Bisnis.com, JAKARTA - Perbedaan tajam antara Amerika Serikat dan China terkait perdagangan menyebabkan Konferensi Tingkat Tinggi (TT) Kerja Sama Ekonomi Asia Pasifik (APEC) berakhir tanpa deklarasi akhir untuk pertama kalinya.
KTT berlangsung di Papua Nugini dan ditutup kemarin waktu stempat. Tuan rumah, Perdana Menteri Peter O'Neill menjelaskan bahwa "dua raksasa" gagal mencapai kesepakatan.
Dia mengatakan pernyataan dari ketua konferensi APEC akan dirilis kemudian sebagaimana dikutip BBC.com, Senin (19/11/2018). Amerika Serikat dan China terlibat dalam perang dagang yang sengit dan menyampaikan visi yang berbeda-beda dalam pertemuan puncak APEC.

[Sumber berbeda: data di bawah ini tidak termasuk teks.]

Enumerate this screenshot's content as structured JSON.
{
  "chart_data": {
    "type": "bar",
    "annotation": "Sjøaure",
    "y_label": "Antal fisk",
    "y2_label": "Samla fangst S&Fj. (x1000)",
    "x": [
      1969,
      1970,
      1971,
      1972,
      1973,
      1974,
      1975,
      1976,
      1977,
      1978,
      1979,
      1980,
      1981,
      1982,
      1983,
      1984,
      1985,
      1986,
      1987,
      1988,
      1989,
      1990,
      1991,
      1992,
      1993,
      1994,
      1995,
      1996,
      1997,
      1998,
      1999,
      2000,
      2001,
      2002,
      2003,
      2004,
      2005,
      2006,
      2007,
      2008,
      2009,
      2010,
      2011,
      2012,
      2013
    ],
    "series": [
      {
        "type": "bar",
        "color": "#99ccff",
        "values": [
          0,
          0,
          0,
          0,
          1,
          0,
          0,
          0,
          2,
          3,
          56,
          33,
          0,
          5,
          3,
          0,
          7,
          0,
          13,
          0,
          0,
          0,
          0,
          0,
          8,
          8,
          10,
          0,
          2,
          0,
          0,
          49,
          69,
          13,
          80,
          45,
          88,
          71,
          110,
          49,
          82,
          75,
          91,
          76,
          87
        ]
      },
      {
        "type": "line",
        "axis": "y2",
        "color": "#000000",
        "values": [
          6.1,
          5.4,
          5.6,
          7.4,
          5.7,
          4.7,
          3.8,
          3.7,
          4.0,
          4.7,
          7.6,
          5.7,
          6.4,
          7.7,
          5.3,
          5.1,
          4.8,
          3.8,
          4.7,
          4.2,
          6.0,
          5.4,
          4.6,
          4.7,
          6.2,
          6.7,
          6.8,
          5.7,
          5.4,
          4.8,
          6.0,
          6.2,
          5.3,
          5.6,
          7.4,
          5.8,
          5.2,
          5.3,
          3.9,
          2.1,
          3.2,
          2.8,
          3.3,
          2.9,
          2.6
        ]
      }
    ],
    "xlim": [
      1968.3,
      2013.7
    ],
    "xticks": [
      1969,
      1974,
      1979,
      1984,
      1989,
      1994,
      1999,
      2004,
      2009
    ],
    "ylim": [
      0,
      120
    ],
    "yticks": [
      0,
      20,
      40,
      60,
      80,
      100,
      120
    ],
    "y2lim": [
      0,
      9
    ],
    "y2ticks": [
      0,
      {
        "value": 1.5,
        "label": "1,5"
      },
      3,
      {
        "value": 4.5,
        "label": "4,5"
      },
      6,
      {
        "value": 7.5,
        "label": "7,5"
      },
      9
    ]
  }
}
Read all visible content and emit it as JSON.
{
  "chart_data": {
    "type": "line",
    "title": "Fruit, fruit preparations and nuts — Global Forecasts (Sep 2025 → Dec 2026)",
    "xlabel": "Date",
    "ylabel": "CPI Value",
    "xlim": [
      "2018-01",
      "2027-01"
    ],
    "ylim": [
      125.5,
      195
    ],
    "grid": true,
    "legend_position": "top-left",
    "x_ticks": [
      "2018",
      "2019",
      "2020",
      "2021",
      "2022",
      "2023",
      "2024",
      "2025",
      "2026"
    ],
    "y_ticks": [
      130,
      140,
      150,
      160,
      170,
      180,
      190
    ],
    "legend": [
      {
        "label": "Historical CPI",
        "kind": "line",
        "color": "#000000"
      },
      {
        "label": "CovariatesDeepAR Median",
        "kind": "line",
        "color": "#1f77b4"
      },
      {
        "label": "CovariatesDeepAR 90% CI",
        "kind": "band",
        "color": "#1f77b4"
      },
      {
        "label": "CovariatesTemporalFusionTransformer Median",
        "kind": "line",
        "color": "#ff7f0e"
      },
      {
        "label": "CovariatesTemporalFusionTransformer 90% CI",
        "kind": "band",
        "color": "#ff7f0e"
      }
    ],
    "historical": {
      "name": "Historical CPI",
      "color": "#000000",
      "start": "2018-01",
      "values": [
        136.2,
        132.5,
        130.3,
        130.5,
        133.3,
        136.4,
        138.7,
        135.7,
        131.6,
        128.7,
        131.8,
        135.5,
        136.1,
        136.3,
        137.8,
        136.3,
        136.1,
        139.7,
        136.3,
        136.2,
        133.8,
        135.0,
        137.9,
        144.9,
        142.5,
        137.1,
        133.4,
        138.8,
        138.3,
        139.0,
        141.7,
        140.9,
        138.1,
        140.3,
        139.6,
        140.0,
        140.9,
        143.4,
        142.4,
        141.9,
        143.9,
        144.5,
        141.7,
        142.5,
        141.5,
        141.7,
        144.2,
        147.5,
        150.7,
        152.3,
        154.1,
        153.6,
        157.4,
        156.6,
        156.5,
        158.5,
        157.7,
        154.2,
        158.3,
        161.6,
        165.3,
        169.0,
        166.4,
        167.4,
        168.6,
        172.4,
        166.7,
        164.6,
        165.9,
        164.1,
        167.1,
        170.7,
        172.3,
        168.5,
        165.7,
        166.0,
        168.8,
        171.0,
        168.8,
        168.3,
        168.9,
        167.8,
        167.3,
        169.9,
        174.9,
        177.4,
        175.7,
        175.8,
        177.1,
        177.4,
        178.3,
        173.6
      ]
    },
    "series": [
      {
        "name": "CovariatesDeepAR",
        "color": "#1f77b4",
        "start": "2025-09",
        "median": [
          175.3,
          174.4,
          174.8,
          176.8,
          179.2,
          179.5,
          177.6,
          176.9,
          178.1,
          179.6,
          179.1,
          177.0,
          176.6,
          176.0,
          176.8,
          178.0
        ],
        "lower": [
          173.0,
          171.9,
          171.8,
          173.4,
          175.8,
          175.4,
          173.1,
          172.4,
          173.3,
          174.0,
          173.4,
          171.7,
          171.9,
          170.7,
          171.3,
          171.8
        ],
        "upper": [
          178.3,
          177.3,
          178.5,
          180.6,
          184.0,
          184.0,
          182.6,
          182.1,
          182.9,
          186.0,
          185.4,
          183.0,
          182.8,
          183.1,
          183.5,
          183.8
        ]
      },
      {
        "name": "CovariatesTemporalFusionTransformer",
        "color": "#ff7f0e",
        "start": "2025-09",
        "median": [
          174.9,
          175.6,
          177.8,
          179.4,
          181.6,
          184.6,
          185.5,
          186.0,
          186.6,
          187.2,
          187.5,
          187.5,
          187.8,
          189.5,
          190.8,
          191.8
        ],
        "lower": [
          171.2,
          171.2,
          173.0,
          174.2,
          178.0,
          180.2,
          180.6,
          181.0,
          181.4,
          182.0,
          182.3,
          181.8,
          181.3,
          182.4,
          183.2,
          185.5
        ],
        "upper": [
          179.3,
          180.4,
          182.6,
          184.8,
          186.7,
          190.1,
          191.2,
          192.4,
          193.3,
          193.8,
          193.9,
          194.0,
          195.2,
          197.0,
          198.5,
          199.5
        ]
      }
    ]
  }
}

Dalam pertemuan itu, Amerika Serikat mengatakan akan bergandengan tangan dengan Australia dalam mengembangkan pangkalan laut di Papua Nugini, dalam upaya yang tampaknya diarahkan untuk meredam pengaruh China.
'Lautan Utang'
Menurut Wakil Presiden Amerika Serikat Mike Pence, pangkalan laut itu akan membantu melindungi kedaulatan dan hak-hak maritim di kepulauan Pasifik.
Pada Sabtu (17/11/2018), Presiden China Xi Jinping menyerang kebijakan Amerika Serikat yang mengutamakan kepentingan dalam negeri.
Baca Juga
Dia mengatakan bahwa negara-negara yang memberlakukan proteksionisme akan mengalami malapetaka. Pence kemudian mengatakan bahwa negaranya siap melipatgandakan tarif yang dikenakan terhadap barang-barang dari China.
Pada Minggu (18/11/2018), China mengatakan tidak ada satu pun negara berkembang yang mengalami kesulitan utang karena bekerja sama dengan Beijing.
Pernyataan tegas Kementerian Luar Negeri China ini dikeluarkan setelah Pence memperingatkan bahwa negara-negara kecil dapat terjerumus ke dalam lautan utang jika mereka meminjam dari China.
Salah satu negara yang mengeluh terjerat utang dari China adalah Maladewa. Presiden baru Maladewa mengeluh betapa besar beban utang yang ditanggung negaranya akibat meminjam dari China.